Usually, if the patients have two kidneys, they urinate fine because they are getting urine on other side. The problem is that the kidney is producing urine but it can’t get pushed down.
If you take a pipe and you clog it off and somehow you’re still getting fluid into the other end … if it’s a pipe that is capable to expand, it starts expanding.
The backup is like that. It causes a great deal of pain because you’re expanding your system. You do not have any pop-off valve. Once it begins expanding, it’s expanding unnaturally.

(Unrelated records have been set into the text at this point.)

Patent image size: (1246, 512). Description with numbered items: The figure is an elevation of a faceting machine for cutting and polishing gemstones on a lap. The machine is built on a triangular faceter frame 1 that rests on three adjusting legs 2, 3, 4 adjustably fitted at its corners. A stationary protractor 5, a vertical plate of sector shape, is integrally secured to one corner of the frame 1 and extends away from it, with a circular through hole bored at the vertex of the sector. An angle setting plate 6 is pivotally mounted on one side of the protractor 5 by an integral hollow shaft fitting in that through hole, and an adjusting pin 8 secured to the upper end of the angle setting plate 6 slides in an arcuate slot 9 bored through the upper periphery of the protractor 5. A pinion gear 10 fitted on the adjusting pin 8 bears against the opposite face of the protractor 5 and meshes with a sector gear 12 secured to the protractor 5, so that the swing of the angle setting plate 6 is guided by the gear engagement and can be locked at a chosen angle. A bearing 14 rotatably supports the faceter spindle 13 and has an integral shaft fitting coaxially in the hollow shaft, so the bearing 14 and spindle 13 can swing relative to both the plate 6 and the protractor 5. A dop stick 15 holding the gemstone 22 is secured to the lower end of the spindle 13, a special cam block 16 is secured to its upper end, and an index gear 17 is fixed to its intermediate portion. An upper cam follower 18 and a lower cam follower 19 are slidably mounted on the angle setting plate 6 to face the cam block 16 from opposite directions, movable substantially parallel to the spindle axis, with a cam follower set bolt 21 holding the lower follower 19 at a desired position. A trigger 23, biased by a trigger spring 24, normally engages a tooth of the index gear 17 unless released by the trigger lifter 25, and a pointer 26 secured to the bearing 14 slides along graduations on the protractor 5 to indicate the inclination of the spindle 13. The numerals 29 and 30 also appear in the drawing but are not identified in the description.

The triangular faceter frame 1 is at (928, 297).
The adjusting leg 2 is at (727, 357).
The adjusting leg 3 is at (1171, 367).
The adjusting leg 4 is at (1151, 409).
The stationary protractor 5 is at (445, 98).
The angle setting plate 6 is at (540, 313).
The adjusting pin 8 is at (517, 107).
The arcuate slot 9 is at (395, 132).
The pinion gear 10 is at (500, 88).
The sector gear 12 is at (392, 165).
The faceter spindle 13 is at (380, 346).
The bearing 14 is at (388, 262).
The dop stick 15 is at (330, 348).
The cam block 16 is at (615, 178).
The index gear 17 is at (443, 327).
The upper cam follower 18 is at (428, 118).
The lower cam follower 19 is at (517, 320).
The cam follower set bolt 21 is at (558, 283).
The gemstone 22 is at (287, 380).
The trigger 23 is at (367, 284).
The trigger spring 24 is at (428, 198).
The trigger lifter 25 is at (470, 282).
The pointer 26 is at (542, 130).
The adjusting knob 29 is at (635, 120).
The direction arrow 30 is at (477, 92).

It is called hydronephrosis, and is basically backup of urine into the kidney.
There are perticular diseases associated with the kidney stones, things like hyperparathyroidism, or some bowel diseases where the absorption isn’t normal.
Things like the obesity and the diabetes are associated with kidney stones. The main dietary factors are the low water intake and the high salt intake and the animal protein. If we have high amounts of those intakes, it causes the urine to acidify and then it becomes prone to having kidney stones.
It simply depends on the person. If having a family history, one is more apt to get the kidney stone.
What is the treatment?
If the kidney stones are small enough, then they usually pass on their own. Sometimes it could be an uneventful or excruciating passage, but one can help them out with pain medicine and some other related medicines.
Is it possible, that it may go away on its own with pain medicine?
Yep, they might pass it. As long as it’s small and there is nothing abnormal in their system that prevents it from moving through. If it’s small enough then people can pass the stones by themselves.
How long does it take?
It can take a few days. Depending on where the stone is and how small it is. Sometimes we shall monitor up to six weeks, but if the stone is not progressing, we will go ahead and take care of it.
If the pain is too much to endure, then go ahead and treat. If their pain is coming and going, and well-controlled with things or other pain medicine, just wait and try to pass it.
Some kidney stones, believe it or not, are completely asymptomatic. People do not even know that they have them. It can be a very large kidney stone or a small kidney stone but they get to know about it when they CAT scan for any other reason.